Arturo, who asked that only his middle name be used for fear of reprisals, said that he had been threatened by a local gang member. And as in much of Mexico, corruption in state and municipal governments has made a difficult situation even more dangerous.
“The governments at the local level are completely occupied by the cartels and by organized crime,” Arturo said.
In Mexico “you have cases where defenders are killed, they’re rarely credibly investigated, never mind anyone brought to justice,” Hines said. “That’s a key driver of killings because it’s essentially just giving the green light to perpetrators.’’
In the Yaqui region, where cartel activity is widespread, three men have been arrested in connection with the killing of Rojo, but so far the mastermind of the crime remains unknown, Jiménez said.

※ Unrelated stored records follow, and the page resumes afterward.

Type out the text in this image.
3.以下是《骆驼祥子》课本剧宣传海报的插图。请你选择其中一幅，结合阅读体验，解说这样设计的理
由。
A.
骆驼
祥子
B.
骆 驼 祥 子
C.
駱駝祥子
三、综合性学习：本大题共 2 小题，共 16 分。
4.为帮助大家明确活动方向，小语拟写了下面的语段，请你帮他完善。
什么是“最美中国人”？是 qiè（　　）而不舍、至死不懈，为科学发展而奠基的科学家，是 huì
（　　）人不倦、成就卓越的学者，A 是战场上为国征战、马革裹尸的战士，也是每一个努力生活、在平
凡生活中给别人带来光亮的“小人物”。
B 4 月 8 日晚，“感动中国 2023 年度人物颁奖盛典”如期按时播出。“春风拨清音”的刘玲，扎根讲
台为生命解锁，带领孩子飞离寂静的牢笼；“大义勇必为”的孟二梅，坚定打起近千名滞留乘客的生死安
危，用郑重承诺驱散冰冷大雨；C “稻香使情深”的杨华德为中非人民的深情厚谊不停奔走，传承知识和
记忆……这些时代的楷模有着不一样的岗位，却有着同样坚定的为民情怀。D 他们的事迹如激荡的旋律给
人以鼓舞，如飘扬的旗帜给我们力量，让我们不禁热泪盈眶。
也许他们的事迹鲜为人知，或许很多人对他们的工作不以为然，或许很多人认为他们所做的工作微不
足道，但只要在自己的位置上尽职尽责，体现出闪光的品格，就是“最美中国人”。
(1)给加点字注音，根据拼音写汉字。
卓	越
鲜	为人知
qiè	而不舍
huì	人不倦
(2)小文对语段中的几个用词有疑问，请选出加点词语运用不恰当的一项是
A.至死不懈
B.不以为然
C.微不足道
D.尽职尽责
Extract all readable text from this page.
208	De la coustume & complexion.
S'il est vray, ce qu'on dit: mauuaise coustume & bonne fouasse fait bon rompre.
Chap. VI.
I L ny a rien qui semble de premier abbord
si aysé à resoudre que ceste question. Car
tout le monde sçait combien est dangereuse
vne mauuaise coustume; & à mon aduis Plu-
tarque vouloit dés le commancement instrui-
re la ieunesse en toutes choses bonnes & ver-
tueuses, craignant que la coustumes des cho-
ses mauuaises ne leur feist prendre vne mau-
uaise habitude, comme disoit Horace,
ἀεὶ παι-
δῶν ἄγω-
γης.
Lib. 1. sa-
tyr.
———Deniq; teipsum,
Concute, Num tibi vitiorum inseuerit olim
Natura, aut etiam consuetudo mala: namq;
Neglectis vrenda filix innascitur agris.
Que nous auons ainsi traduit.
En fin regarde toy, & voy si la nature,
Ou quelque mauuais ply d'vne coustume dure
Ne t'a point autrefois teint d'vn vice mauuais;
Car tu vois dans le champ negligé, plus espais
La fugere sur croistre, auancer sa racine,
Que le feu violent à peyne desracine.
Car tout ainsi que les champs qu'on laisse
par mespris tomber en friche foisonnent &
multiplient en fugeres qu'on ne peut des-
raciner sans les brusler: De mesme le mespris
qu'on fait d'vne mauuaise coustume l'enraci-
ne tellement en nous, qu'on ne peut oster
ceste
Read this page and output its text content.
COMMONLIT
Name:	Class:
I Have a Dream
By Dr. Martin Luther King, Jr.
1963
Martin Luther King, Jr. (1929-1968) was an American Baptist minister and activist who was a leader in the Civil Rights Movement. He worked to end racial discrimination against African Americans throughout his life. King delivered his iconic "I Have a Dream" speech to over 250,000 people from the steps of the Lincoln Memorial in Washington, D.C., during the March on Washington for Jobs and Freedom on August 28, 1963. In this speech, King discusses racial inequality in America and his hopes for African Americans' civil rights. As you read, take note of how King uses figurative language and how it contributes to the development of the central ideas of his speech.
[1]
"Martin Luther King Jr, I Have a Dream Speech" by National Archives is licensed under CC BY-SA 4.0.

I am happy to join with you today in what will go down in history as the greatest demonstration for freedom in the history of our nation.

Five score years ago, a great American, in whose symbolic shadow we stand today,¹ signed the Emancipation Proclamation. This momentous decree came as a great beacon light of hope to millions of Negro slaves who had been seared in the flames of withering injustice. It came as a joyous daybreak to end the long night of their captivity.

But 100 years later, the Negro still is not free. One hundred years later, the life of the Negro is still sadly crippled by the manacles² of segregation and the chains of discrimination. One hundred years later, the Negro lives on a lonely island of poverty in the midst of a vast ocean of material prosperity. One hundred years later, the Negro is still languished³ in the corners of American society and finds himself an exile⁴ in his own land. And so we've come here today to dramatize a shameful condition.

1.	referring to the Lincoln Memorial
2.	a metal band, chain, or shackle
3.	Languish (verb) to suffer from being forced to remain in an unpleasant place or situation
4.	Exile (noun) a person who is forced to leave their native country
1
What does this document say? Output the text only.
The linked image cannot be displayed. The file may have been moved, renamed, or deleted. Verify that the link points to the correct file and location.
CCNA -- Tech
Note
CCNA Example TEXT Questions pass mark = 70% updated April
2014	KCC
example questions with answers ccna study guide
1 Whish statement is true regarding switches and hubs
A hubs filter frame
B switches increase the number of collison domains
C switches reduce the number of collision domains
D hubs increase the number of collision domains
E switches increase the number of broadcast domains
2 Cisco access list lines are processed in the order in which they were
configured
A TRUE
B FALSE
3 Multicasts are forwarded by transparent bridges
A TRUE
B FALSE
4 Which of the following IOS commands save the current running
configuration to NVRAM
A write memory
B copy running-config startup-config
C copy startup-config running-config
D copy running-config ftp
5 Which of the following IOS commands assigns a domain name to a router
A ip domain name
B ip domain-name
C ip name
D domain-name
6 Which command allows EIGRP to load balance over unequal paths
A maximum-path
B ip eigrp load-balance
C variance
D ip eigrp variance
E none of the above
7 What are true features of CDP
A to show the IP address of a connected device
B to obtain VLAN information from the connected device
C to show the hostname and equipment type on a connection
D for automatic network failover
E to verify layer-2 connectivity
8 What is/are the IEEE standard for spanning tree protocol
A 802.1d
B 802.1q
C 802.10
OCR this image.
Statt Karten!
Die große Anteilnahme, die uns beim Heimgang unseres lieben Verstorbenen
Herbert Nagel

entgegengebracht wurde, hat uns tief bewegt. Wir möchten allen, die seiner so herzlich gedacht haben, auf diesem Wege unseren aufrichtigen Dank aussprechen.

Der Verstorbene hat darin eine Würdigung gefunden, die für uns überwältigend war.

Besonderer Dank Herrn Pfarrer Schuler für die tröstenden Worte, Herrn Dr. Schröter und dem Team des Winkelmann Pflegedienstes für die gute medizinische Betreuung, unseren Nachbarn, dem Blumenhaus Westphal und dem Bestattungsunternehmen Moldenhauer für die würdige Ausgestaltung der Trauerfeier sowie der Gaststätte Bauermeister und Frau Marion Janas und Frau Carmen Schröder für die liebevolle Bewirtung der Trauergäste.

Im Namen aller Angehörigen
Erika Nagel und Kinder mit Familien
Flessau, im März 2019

“Nothing has advanced: he’s dead, they killed him, but who ordered him killed?” he said. “It’s exasperating.”
The violence has continued this year. In March, an Indigenous environmental activist, José Trinidad Baldenegro, was killed in the northern state of Chihuahua. His brother, Isidro Baldenegro, a prominent environmentalist, was murdered in 2017.
Despite the perils, many environmentalists remain committed to preserving their land and resources.
“From when you’re a kid, they teach you that you have to fight for the interests of the tribe, the water, the land,” said Jiménez, the Yaqui activist. “We keep going with the people, the people are the ones who make us strong.”